= Undercurrents (news) =

Alternative news organization

Undercurrents is an alternative video news network which began with the UK distribution of videotapes shot by volunteers. It has since expanded to include a web presence, media training for volunteers, and a film festival, BeyondTV.

==History==
Undercurrents is an alternative news agency which came into being in 1994 with a VHS videocassette of news which the founders (Jamie Hartzell, Paul O'Connor, Zoe Broughton, and Thomas Harding) felt were not being addressed by the mainstream media. One of the issues covered was the introduction of the Criminal Justice Bill, whose varied measures included attempts to curtail large gatherings both of travelers and raves and make direct action protest a criminal offence. A second video compilation was released before the end of the year. Bands such as the Levellers included Undercurrents references on their CD sleeves. Radiohead have donated funds and comedian Mark Thomas allowed undercurrents to produce and distribute his first DVD to raise funds. Undercurrents was amongst the first groups which coined the phrase 'video activism'- the use of camcorders for social change. A co-founder, Thomas Harding, wrote The Video Activist Handbook published by Pluto Press. Undercurrents now distribute films via DVD and in 2009 they launched visionOntv - a peer-to-peer TV channel over the internet.

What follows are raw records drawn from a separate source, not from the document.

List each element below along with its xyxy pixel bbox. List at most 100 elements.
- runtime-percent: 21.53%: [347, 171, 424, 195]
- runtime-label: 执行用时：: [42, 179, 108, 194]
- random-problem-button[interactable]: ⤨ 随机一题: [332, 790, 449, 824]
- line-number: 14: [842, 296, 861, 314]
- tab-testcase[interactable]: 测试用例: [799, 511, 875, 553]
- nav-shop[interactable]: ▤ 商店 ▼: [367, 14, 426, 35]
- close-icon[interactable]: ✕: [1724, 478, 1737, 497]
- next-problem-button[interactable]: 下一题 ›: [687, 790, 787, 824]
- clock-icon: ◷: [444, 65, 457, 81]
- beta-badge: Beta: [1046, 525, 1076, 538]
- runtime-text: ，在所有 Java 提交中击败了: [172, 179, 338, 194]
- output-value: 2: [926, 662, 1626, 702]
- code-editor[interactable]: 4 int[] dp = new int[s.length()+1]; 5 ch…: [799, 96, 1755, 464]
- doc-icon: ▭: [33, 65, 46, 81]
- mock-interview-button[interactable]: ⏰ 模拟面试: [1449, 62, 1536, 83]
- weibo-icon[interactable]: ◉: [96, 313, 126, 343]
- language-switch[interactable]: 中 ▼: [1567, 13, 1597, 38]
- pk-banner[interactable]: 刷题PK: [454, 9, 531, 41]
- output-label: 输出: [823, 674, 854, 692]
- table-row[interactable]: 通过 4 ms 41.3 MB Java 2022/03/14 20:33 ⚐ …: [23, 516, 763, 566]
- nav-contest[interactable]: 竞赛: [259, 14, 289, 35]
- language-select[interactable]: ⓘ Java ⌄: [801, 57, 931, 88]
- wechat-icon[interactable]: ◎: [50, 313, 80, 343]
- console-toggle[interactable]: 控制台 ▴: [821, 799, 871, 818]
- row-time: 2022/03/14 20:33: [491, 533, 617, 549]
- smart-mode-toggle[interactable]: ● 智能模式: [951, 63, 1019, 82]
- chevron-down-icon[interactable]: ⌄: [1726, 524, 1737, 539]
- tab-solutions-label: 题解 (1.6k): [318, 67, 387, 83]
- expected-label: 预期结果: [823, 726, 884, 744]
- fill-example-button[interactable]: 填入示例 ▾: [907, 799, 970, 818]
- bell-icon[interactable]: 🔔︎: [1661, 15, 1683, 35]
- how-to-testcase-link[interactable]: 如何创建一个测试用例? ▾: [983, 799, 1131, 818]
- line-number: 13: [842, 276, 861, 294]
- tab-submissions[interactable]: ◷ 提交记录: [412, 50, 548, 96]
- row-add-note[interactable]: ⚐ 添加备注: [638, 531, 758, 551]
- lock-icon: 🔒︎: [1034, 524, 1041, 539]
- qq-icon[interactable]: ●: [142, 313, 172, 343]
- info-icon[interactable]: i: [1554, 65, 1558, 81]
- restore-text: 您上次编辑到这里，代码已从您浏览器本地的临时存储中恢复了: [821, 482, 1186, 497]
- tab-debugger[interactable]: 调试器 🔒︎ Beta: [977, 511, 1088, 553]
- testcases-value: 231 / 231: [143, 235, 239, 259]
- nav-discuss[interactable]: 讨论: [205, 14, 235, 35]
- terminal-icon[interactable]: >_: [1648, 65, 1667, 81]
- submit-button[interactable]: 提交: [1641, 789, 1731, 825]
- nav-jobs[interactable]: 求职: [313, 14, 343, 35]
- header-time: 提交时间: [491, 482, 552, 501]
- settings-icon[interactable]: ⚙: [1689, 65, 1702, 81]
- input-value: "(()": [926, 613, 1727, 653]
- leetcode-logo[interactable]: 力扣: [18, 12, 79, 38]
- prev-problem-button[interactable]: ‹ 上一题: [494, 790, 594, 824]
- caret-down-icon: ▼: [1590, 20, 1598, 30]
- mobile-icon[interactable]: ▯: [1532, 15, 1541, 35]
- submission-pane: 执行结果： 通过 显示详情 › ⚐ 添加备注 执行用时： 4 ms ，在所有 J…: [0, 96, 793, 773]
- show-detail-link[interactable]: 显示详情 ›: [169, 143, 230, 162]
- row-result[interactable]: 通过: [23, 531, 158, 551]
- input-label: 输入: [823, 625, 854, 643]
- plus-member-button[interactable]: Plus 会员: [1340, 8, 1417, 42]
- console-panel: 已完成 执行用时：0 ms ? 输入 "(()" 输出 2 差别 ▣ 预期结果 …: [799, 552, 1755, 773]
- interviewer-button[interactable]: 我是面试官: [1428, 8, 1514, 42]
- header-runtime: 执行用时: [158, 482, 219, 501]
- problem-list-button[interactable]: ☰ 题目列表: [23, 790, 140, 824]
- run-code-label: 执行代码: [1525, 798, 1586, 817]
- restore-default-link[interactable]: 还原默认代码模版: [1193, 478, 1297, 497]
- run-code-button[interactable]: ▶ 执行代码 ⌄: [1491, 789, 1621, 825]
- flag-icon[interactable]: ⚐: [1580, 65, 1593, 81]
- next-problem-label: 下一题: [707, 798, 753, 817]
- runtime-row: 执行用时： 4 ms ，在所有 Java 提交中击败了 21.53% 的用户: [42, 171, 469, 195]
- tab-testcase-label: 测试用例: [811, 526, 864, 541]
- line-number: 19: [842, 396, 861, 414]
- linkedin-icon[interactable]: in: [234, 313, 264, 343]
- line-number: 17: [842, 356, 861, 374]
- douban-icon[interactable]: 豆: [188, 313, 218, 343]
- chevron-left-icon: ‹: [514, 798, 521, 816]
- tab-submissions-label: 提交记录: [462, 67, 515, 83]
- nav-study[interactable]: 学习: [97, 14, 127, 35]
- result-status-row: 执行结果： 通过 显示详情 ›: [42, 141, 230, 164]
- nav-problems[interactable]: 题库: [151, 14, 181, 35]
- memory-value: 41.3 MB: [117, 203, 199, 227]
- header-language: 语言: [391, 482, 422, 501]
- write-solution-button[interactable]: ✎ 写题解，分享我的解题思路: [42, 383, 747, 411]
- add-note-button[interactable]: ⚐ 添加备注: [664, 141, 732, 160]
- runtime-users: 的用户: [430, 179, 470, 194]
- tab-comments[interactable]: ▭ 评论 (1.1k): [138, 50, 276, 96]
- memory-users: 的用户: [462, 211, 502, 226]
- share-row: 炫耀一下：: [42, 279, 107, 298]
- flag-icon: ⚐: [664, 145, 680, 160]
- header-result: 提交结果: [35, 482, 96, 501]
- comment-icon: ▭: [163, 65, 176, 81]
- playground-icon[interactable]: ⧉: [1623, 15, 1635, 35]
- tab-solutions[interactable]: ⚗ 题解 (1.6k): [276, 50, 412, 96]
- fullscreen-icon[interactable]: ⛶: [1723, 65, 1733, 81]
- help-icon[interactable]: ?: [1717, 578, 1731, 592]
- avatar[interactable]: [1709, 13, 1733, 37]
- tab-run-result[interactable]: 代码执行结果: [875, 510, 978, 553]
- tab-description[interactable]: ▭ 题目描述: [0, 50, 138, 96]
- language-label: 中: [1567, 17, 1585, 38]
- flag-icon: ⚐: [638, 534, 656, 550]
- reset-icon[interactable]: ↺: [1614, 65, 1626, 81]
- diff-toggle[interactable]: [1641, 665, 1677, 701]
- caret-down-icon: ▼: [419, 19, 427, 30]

Many of the video activists who worked at Undercurrents went on to work at Oxford Channel including Roddy Mansfield, Jason Torrance, Thomas Harding, and Debora Harding. But they found that local TV was not the way forward and Undercurrents continued to distribute via DVD and community screenings. In 2009 they launched The Sol Cinema a micro touring cinema powered by lithium batteries and designed by Jo Furlong.

Celebrating the tenth anniversary of both Undercurrents and SchNEWS in 2004, writer and activist George Monbiot wrote,"There are plenty of alternative media in Europe, but I've yet to come across any which are as informative and entertaining as these. If ever I forget why I'm an activist, Undercurrents and Schnews are there to remind me. […] Whenever I've seen a copy of Undercurrents, I feel my head's going to explode with inspiration and new ideas".

Undercurrents has won a number of awards including Digital Hero awards 2011, as well as film festivals in Germany, Tokyo, France, USA, UK, and the Czech republic.

==Status==
Undercurrents subsequently became a non-profit company and a registered charity. Having previously moved their office from London to Oxford, they are now based in The Environment Centre in Swansea.

==Court Cases==
Some of their footage of political protests has been used in court cases, including footage of the Genoa G8 summit, and a police raid on indymedia work spaces.

==Current projects==
In 2006, Undercurrents was chosen as The Guardians campaign of the week. The article stated that Undercurrents' "most successful piece is probably Evolving Minds, a film by Melissa Gunasena about dealing with mental health problems". The following year, Undercurrents released EcoVillage Pioneers- a documentary exploring sustainable low-impact communities around the world.

Many of their latest videos are hosted on YouTube. Undercurrents have also embarked upon a new project for distributing activists' videos.

Undercurrents are currently producing video podcasts about environmental issues such as climate change. Online video series include On the Push- Surfing and Climate change, A-Z of Bushcraft & Survival, Roundwood Timber Frame building, and Living in the Future- Ecovillages.